«Vine a Comala porque me dijeron que acá vivía mi padre, un tal Pedro Páramo. Mi madre me lo dijo. Y yo le prometí que vendría a verlo en cuanto ella muriera. Le apreté sus manos en señal de que lo haría, pues ella estaba por morirse y yo en un plan de prometerlo todo. ‘No dejes de ir a visitarlo -me recomendó. Se llama de este modo y de este otro. Estoy segura de que le dará gusto conocerte.’ Entonces no pude hacer otra cosa sino decirle que así lo haría, y de tanto decírselo se lo seguí diciendo aun después de que a mis manos les costó trabajo zafarse de sus manos muertas. Todavía antes me había dicho: -No vayas a pedirle nada. Exígele lo nuestro. Lo que estuvo obligado a darme y nunca me dio… El olvido en que nos tuvo, mi hijo, cóbraselo caro. -Así lo haré, madre. Pero no pensé cumplir mi promesa. Hasta que ahora pronto comencé a llenarme de sueños, a darle vuelo a las ilusiones. Y de este modo se me fue formando un mundo alrededor de la esperanza que era aquel señor llamado Pedro Páramo, el marido de mi madre. Por eso vine a Comala…”

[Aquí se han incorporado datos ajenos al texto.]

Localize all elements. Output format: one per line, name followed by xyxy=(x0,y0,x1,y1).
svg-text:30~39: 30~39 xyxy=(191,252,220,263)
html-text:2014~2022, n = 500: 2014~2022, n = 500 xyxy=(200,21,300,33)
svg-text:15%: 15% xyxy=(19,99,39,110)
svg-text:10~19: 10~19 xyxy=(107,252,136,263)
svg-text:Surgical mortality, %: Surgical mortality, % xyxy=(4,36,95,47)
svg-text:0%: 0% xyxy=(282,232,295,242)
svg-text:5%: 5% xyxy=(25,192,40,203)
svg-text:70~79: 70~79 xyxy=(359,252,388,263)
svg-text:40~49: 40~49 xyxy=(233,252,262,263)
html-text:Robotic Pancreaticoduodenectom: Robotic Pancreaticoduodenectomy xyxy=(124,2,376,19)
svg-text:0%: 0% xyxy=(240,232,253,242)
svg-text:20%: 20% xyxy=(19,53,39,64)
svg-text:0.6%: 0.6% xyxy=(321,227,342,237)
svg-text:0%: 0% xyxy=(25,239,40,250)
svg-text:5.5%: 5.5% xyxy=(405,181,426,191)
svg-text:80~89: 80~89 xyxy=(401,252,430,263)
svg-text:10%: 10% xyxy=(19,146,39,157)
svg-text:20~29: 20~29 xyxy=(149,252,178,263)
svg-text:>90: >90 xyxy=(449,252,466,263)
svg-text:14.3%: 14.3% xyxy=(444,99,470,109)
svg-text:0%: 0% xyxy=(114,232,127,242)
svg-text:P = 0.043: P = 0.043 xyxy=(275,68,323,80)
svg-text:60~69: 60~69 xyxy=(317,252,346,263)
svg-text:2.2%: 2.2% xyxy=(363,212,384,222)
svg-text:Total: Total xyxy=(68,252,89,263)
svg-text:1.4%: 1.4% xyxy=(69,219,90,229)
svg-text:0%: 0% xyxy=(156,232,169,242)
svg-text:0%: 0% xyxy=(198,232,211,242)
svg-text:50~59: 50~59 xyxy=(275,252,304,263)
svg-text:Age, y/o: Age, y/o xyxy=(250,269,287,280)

Más que trasmisión “trasposición”, como confesara su autor para acabar con esa idea muy sociologizante de que la novela tiene que ser un burdo reflejo de la situación colectiva. En Pedro Páramo hay más, sin negar la denuncia a la pobreza, a la violencia, al patriarcado, a la feudalidad y al machismo. Sin obviar ese tránsito del Porfiriato de finales del siglo XIX a la Revolución y postrevolución, bien entrada la centuria pasada, en Pedro Páramo hay mucho más. Sin esquivar las condicionantes personales y la historicidad, insistimos -Rulfo, un niño huérfano del terruño jalisciense y posterior ciudadano de un México en conmoción- se vislumbran otras claves que debemos develar.
Entre muchos elementos fascinantes nos llama la atención la presencia de la muerte, no como el fin, sino como una forma de vida: sobre esa otra verdad que también somos.